It is refreshing occasionally to escape from the contemporary musical world, from enormous orchestras with tremendous crescendos.
On Oct. 20, the Baroque Artists of Champaign-Urbana presented a concert of Italian Baroque instrumental music, played in the small, lovely Chapel of St. John the Divine, across the street from the University of Illinois campus. Five Baroque pieces, ranging from solo harpsichord to an ensemble of no more than six players created an ambiance like a musical evening at an Italian noble court of the 18th century. All that was lacking was candlelight.

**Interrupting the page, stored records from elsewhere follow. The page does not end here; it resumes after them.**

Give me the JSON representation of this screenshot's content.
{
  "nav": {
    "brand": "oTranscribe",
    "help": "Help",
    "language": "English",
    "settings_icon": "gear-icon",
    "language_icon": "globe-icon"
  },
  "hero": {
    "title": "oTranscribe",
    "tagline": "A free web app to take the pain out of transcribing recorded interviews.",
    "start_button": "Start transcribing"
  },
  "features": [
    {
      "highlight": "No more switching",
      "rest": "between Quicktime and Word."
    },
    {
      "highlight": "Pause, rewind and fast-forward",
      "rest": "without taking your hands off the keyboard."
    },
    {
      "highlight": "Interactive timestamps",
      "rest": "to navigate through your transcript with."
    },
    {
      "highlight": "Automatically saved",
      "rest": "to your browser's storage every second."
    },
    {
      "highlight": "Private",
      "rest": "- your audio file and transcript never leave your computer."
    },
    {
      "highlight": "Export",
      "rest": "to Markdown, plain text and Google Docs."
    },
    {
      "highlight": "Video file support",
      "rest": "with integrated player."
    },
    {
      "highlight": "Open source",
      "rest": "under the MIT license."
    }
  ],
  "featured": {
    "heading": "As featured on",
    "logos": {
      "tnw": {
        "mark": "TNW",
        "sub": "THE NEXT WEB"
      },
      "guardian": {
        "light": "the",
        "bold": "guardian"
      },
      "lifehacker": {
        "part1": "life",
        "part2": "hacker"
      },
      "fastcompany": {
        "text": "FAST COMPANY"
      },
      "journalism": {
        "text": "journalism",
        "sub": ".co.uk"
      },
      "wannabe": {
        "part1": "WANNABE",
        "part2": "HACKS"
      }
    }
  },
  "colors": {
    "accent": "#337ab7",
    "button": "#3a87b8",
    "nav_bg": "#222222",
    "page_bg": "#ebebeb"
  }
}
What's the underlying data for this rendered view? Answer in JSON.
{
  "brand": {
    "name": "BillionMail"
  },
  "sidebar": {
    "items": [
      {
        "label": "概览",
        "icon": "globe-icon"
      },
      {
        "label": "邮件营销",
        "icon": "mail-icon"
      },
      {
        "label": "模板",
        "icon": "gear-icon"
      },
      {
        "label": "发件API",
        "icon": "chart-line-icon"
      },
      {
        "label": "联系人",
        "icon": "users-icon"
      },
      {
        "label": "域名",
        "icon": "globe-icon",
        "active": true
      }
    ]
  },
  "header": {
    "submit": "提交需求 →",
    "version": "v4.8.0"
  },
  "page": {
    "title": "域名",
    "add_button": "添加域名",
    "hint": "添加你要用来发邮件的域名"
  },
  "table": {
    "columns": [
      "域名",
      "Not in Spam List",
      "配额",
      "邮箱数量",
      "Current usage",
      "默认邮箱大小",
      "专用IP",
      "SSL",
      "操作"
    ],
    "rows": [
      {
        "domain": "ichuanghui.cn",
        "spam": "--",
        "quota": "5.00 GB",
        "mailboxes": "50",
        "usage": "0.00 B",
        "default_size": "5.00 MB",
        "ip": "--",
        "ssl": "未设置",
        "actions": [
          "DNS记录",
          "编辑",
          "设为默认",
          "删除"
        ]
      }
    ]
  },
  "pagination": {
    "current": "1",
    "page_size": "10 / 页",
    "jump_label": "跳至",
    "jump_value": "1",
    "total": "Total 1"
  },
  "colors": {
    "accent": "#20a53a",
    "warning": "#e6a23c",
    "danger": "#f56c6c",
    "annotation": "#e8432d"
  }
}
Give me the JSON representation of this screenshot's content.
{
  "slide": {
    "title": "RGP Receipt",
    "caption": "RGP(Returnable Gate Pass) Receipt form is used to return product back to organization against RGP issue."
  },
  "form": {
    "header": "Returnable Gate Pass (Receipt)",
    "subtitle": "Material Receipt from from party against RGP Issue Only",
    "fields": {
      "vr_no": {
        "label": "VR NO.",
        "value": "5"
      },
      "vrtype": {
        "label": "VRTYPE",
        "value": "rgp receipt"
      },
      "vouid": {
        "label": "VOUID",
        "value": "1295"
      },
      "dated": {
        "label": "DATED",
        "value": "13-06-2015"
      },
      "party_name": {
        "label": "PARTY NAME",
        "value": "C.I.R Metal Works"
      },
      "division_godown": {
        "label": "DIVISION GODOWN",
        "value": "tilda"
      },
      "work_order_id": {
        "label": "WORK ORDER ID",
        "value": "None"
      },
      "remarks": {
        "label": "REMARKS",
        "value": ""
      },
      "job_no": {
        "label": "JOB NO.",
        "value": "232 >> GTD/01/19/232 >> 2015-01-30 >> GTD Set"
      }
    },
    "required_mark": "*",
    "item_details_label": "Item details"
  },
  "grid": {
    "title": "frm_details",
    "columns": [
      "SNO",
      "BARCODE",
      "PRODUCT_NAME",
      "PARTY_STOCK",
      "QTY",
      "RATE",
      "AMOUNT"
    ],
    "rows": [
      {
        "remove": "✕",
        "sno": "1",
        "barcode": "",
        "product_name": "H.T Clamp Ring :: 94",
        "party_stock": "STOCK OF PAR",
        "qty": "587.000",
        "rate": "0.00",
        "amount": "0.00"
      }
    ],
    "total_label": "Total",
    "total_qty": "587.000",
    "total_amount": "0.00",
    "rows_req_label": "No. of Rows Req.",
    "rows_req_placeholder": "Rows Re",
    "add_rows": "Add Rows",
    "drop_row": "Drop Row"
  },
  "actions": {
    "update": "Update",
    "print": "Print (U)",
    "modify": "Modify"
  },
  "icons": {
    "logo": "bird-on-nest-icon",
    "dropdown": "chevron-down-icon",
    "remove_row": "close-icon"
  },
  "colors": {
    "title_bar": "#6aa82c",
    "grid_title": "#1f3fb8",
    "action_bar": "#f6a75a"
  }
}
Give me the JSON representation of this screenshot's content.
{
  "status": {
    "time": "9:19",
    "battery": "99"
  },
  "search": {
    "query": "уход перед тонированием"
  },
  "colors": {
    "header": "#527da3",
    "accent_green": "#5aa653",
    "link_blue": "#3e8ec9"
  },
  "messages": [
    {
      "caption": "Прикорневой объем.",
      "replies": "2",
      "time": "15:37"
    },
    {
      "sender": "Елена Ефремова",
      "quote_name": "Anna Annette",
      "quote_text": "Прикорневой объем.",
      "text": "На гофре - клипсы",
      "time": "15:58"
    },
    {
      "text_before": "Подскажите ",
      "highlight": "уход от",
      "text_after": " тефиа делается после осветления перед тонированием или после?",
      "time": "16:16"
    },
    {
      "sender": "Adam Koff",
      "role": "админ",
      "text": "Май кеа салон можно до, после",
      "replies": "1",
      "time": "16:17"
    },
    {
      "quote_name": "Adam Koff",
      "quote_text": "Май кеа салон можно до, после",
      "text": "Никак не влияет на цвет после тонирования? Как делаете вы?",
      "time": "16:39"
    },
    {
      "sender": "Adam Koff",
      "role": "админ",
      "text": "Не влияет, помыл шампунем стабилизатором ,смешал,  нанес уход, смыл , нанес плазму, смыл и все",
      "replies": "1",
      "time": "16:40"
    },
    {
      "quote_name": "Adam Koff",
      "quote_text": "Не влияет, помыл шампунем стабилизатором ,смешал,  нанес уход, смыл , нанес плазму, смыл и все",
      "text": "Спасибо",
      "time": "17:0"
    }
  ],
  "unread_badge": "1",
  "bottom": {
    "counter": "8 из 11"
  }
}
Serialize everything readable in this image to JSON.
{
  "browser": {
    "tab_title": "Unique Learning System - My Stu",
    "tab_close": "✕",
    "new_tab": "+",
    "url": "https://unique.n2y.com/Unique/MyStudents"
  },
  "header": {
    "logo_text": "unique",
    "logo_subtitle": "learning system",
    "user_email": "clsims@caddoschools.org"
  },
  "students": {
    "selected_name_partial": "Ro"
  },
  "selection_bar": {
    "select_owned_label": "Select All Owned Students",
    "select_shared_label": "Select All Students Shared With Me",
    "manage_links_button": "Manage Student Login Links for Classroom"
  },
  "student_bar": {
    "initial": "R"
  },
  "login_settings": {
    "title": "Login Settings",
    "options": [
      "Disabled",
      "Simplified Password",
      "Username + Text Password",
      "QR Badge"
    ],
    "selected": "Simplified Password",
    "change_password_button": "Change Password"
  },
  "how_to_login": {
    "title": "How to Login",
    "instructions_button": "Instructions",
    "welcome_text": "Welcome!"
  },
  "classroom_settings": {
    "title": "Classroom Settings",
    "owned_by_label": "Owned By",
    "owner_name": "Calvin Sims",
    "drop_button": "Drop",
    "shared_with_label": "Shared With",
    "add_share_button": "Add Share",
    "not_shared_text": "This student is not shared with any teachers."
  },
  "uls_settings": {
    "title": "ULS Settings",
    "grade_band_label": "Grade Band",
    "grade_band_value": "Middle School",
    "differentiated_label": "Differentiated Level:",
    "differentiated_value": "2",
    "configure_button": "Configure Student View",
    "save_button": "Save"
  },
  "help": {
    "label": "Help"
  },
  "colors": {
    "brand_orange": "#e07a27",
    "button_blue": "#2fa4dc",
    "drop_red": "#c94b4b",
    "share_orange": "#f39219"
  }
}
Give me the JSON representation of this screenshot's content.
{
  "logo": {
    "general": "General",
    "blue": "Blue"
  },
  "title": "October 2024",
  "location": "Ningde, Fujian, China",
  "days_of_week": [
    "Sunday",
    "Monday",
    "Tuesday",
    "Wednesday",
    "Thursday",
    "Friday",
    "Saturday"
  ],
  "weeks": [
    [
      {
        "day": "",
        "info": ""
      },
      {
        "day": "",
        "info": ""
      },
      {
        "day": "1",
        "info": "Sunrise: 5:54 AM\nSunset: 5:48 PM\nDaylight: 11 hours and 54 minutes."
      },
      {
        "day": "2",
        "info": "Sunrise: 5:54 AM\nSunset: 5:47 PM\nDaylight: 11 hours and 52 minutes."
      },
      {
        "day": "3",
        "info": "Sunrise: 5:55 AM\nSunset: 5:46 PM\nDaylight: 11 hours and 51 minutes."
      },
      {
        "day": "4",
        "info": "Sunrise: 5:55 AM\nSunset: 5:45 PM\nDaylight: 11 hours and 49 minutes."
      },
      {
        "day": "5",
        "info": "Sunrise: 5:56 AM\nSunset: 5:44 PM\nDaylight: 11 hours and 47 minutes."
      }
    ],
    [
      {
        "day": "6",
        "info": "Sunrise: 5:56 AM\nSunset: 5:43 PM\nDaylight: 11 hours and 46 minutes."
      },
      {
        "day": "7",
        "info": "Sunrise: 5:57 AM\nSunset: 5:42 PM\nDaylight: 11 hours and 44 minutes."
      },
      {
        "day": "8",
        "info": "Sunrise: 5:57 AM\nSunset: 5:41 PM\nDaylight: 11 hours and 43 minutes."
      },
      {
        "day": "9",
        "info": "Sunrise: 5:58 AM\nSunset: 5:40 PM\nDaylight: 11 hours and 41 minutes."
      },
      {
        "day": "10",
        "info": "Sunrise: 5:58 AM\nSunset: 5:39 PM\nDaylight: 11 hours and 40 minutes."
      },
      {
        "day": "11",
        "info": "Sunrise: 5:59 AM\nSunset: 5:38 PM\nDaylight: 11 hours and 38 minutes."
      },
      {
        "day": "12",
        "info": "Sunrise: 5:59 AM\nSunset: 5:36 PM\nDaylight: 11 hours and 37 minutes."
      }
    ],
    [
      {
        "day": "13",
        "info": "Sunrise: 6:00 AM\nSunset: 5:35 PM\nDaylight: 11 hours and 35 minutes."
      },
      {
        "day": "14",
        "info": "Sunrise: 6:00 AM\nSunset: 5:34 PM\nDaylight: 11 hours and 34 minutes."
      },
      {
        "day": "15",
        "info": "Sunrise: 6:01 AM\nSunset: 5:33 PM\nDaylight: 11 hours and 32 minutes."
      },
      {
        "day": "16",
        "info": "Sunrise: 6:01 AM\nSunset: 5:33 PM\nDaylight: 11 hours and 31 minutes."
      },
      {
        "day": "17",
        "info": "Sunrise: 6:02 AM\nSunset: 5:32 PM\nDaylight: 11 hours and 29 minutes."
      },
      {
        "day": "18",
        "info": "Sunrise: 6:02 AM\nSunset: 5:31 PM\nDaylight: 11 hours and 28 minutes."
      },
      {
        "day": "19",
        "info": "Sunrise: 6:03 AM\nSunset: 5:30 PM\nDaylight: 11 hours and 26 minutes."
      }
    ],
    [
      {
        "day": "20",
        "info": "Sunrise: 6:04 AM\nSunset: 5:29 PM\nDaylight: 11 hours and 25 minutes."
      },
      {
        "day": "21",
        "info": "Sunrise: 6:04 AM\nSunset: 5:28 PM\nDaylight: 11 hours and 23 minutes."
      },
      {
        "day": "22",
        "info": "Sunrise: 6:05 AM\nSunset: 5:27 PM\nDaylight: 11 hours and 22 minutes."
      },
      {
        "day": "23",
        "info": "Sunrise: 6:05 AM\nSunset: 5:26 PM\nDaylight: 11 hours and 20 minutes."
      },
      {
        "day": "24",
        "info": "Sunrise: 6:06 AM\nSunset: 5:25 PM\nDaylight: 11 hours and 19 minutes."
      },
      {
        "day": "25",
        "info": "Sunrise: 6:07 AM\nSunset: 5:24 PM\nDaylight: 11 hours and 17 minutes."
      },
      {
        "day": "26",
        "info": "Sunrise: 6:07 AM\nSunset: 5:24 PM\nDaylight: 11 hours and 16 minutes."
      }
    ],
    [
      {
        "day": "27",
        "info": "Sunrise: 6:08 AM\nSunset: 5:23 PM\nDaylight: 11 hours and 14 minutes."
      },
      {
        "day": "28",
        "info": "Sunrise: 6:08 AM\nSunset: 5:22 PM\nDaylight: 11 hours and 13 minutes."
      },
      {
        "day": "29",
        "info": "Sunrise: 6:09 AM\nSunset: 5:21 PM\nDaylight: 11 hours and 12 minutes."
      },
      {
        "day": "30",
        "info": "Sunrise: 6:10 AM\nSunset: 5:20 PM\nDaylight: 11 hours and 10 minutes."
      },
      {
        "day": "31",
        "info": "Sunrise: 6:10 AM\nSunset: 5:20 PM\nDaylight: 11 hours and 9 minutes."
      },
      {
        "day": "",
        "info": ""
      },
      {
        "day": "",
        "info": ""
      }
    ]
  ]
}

The musical sound included the delicate plucking of the lute, masterfully played at the concert's opening by guest artist Jeffrey Noonan in Antonio Vivaldi's Concerto for Lute in D Major (RV 93).
At the other extreme of sound level were the ringing tones of the Baroque trumpet robustly played by Jeremy McBain, a regular player with BACH.
Christopher Holman, a student at UI School of Music, demonstrated a high level of technical mastery in the "Toccata Ottava" and a complicated and inventive "Bergamasca" by the earliest Italian composer on the program, Girolamo Frescobaldi (1583-1643).
The oboes of Angela Schmid and Evan Tammen were melodiously joined in duet in the "Concerto a cinque," Op. 7, No. 5 of Tomaso Albinoni (1671-1750).
Perhaps the most exotic sounding instrument of the evening was the viola d'amore, played by guest artist William Bauer. To my ears, this instrument sounded like a violin, but the sound of played strings produced a resonating buzz from a set of resonating strings.
Bauer was joined by lutenist Noonan in the Concerto for Viola d'amore and Lute in D Major (RV 540).
The expert players of the chamber ensemble were Sun-Young Gemma Shin, Daniel Colbert, Jieyeon Kim-Schleicher, Amy Flores, and Guilherme Ehrat Zils.
In contrast to the BACH concert, the sound levels were quite high at "Hungarian Rhapsody," an Oct. 23 program by the Hungarian State Folk Ensemble in the Foellinger Great Hall at Krannert Center for the Perfroming Arts.
This concert offered a steep learning curve for me. Long a fan of Hungarian classical music, I have been exposed to some Hungarian folk music though the works of Bela Bartok and Zoltan Kodaly. But to enjoy a dozen sets of songs and dances from various regions of Hungary without some knowledge of the Hungarian language poses certain problems.
That said, the dances were performed with admirable skill, and the folk costumes, especially those of the female dancers were splendid. I could perceive a certain level of differences in the many regional dances, but only up to a point, and after that, a slight feeling of repetition set in. Concert organizers offered four musical interludes along the way, and one of them, a tribute to Franz Liszt's "Hungarian Rhapsodies," offered familiar melodies from these works played by a small "gypsy" ensemble.
But what were the members of the ensemble singing about? Without translations of any of the songs, one was left wondering. The amplification of the solo woman singer (no name given) made the sound shrill, and the general level of sound was high, and somewhat incessant.
The program offered few credits, but among the few credits Gabor Mihalyi was listed as artistic director and choreographer, and Istvan Pal and Ferenc Radics were listed as orchestra leaders.
The cimbalom player was terrific, and the violinists were excellent. The audience seemed to enjoy the general effect of high spirited enthusiasm shown by the dancers, and a rousing finale, with danced encores, brought most of the audience to their feet at the program's end.